In The Battle Over ‘The West As America,’ Alan Wallach argues that a museum traditionally has a “single, authoritative voice” (99). Likewise, in The National Museum of the American Indian as Cultural Sovereignty, Amanda J. Cobb agrees that an American museum is “an institutional tool of culture” that is “underpinned by Western epistemologies, systems of classification, and ideological assumptions” (487-488). One current museum exhibit that dramatically portrays these arguments is The Price of Freedom: Americans at War in the National Museum of American History at the Smithsonian.

The Price of Freedom displays guns, military uniforms, and artifacts from the American wars, from the Revolutionary War all the way to the current conflicts in the Middle East. Although the museum’s official site admits that Americans have gone to war not only to “win their independence” and “define their freedoms,” but also to “expand their national boundaries” and “defend their interests around the globe,” the exhibit’s title masks America’s imperialistic and capitalist manifestations of empire. According to Carole Emberton, “The exhibit's title suggests an interpretive stance that assumes freedom is, and has always been, the objective of American military engagements. But freedom is a problematic term, and in failing to recognize how the meaning of freedom has been contested historically, the exhibit takes the viewer on a whiggish stroll through American social and political history, conveniently indulging any desire he or she might have to rely on a facile belief in the mythic march of progress and democratic expansion. Thus, “Slavery, Indian removal, imperialistic endeavors in Asia and Latin America, strikebreaking at home, internment camps, all these less-than-heroic war stories become muted in the glowing light of ‘brotherhood,’ ‘duty,’ and ‘sacrifice’” (Emberton). Furthermore, by including artifacts from the World Trade Center, Afghanistan, and Iraq, the museum exhibit actively engages in propoganda, “sheltering [the current wars] under the protective umbrella of freedom and sacrifice here placed over earlier wars” (Emberton).
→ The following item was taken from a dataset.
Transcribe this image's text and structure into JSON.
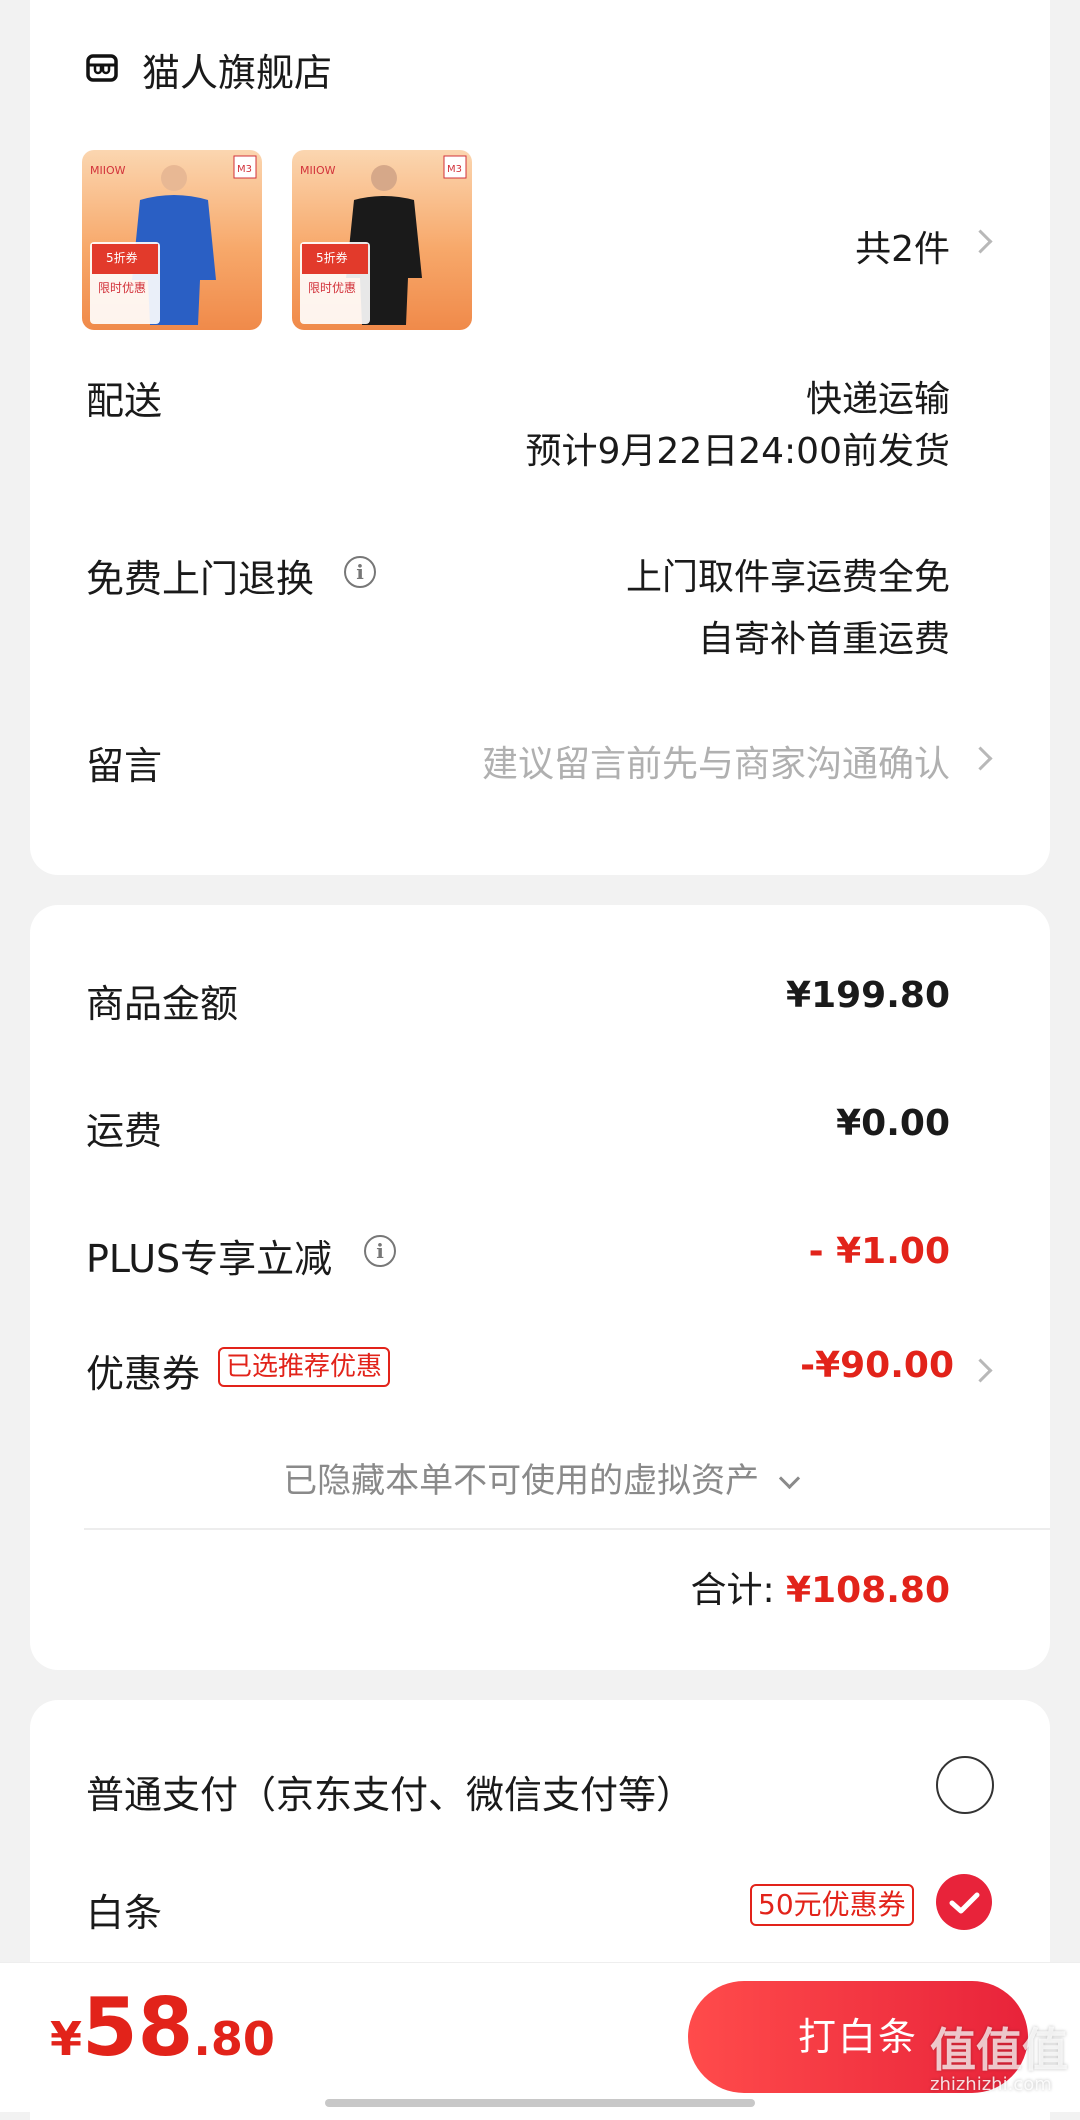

According to Wallach, museums’ authority normally serves “various elite, corporate, and government interests” (90). Likewise, Scott Boehm agrees that museum histories are “underwritten by private donors, providing evidence for how post-culture wars neoliberal economic policies—which cut federal funding for cultural institutions—conveniently coalesce with neoconservative visions of the U.S. role on the global stage. The Price of Freedom was made possible by the donation of the wealthy real estate developer Kenneth A. Behring, who explicitly wanted the exhibit to highlight “the history and contributions of the American people (but focusing primarily on the military’s role) in preserving and protecting freedom and democracy” (“At American History, a Battle Brews,” Washington Post, Nov. 7, 2004).